“Almajiri” is a Hausa word that emanates from an Arabic word “Al muhajirun” which means a person that leaves his home in search of Islamic knowledge.
Historically, this system started in the northern part of Nigeria in the 11th century due to the participation of Borno rulers in Qur’anic literacy. Centuries later, the Sokoto Caliphate was founded through an Islamic revolution based on the teachings of the Qur’an. These empires run a similar Qur’anic learning system which is now known as the Almajiri system.
However, before colonisation, the pupils were living with their parents for the purpose of moral upbringing. Their schools were located within the environment from which the pupils came and were proudly sponsored by the state, the parents and the community in general. Unfortunately, the predicament of the Almajiri system began when the British colonialists arrived in the north and forbade the funding of the Almajiri system, claiming that they were religious schools and thereby replaced them with western education which is contrary to the belief of the northerners. With no one to support them, the pupils and their teachers resorted and depended on begging for their daily survival.
Nevertheless, the present-day Almajiri system has deviated from the culture of putting funds together in order to support the educational system of little children, rather make them victims of neglect and are seen everywhere with their dirty and torn cloth singing and begging for food. Some have lost their lives while committing crimes and engaging in violent acts in the streets, while others are lost through life-threatening diseases and hunger. This is showing up in rising insecurity as the victims of massive indignity have finally or unconsciously had enough. It is a natural consequence of a shrinking pot to share, a lack of productivity, and a growing population of people fed by resentment, and with no hope for the future.
In 2014, UNICEF reported that the number of Almajiri in Nigeria is about 9.5 million, or 72 per cent of the country’s 13.2 million out-of-school children; this is a disaster unfolding before our eyes. Some other estimates claimed that the number of out-of-school children in the country has risen past the 15 million mark, more of them in the North.
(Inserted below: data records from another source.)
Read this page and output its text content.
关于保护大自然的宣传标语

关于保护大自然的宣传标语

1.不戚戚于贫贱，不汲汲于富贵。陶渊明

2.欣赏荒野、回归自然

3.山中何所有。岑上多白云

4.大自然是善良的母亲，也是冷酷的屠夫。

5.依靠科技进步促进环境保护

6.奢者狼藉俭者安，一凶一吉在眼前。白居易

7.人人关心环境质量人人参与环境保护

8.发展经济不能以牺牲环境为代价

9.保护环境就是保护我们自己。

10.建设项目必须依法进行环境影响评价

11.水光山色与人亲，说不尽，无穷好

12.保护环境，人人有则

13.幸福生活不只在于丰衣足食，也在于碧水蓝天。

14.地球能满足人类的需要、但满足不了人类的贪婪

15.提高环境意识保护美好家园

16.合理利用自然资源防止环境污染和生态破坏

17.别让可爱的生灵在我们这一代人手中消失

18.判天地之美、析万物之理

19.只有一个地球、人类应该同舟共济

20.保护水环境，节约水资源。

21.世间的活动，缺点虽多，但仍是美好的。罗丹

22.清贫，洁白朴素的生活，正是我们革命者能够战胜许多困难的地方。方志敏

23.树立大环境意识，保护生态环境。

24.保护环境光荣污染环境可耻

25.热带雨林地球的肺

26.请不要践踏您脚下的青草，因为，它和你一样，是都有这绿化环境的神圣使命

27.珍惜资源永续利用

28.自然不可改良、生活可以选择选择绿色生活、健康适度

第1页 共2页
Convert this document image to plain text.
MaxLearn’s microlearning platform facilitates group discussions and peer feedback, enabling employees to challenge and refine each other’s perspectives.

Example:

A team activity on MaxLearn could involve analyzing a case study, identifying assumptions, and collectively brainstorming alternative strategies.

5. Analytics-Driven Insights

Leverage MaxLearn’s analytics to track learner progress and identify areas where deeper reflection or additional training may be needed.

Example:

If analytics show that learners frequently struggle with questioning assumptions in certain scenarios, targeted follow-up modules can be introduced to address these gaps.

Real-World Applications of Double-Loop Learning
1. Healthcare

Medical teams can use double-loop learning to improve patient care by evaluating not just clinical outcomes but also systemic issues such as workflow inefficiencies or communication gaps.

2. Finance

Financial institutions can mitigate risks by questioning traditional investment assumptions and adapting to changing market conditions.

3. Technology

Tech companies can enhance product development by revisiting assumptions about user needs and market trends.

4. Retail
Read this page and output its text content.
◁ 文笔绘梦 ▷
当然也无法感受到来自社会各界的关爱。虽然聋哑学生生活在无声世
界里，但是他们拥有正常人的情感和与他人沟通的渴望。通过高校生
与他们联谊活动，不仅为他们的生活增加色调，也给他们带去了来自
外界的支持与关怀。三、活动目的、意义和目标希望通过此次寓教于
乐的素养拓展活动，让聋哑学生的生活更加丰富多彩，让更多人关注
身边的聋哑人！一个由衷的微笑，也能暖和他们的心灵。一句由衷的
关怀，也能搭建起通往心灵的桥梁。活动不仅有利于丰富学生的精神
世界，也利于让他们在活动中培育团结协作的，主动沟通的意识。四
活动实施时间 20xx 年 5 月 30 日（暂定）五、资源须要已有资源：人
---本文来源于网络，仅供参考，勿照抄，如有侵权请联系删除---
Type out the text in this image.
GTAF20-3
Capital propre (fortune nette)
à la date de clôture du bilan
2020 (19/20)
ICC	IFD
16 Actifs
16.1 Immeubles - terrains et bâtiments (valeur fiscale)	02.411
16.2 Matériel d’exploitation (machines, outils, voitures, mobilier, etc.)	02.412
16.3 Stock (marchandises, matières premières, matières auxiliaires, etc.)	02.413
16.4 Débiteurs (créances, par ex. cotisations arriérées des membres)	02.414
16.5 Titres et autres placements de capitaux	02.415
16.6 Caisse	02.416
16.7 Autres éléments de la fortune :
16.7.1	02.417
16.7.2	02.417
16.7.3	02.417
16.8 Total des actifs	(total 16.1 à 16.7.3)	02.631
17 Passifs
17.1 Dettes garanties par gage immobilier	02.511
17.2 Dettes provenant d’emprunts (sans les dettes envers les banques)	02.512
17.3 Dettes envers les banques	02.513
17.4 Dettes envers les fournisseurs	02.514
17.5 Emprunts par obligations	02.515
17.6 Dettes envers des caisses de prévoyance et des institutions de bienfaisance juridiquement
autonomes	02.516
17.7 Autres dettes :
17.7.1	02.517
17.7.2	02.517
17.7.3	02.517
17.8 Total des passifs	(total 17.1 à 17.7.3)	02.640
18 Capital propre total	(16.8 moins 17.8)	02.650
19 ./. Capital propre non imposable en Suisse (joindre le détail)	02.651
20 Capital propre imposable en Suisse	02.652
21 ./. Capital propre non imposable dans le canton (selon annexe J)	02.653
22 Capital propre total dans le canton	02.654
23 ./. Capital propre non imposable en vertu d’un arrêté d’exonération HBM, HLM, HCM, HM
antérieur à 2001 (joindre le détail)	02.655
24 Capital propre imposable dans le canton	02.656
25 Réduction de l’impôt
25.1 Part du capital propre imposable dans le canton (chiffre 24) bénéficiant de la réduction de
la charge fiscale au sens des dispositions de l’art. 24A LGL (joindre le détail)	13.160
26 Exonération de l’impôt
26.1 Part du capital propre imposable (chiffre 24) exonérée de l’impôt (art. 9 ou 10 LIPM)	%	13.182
The National Council for the Welfare of Destitutes (NCWD) puts the current population of Almajiri at about 7 million. One can imagine 7 million souls that are referred to as the future of a nation being wasted away.
It’s already a known fact that if a child of about five to six years could be neglected and bounded to cater for his own needs, there is a high tendency of him doing all that it takes to at least feed himself even if it is going around to beg or steal because he wants to survive. By doing so, they might become a victim of sexual and commercial exploitation. When they become older and it becomes shameful for them to beg, they may resort to harming innocent souls to feed themselves because no matter what, they want to survive. Having involved themselves in series of criminal offences, they try to run away from the wrath of the law but may later find themselves in the midst of militant groups where killing, kidnapping for ransom and all sort of bad acts is what they do for a living. By joining this set of people, they also become a source of insecurity to the nation and their lives will surely become useless.
Speaking at the launch of the country’s revised national security strategy for 2019, Nigeria’s National Security Adviser (NSA), Babagana Monguno warned the Nigerian government of the future of the Almajiri system, should it be allowed to continue. Monguno stated the blurred future of this country if the system is not improved.
“The issue of illiteracy is directly linked to the issue of children not going to school, this Almajiri phenomenon which we have been talking about, we cannot continue to push it under the carpet because what? Eventually, it will come back to bite us in the butt big time. We need to deal with this issue and it is the responsibility of all of us to try and take care of this issue without any inhibition,” he said.
The system, as it is presently being practised, has outlived its usefulness. The society and the parents have neglected their obligations of properly taking care of and educating their children. These bowl-carrying children have now become so ubiquitous in almost all parts of the Northern states such that we would almost be made to believe that it is their fate as a son or daughter of the northern part of Nigeria.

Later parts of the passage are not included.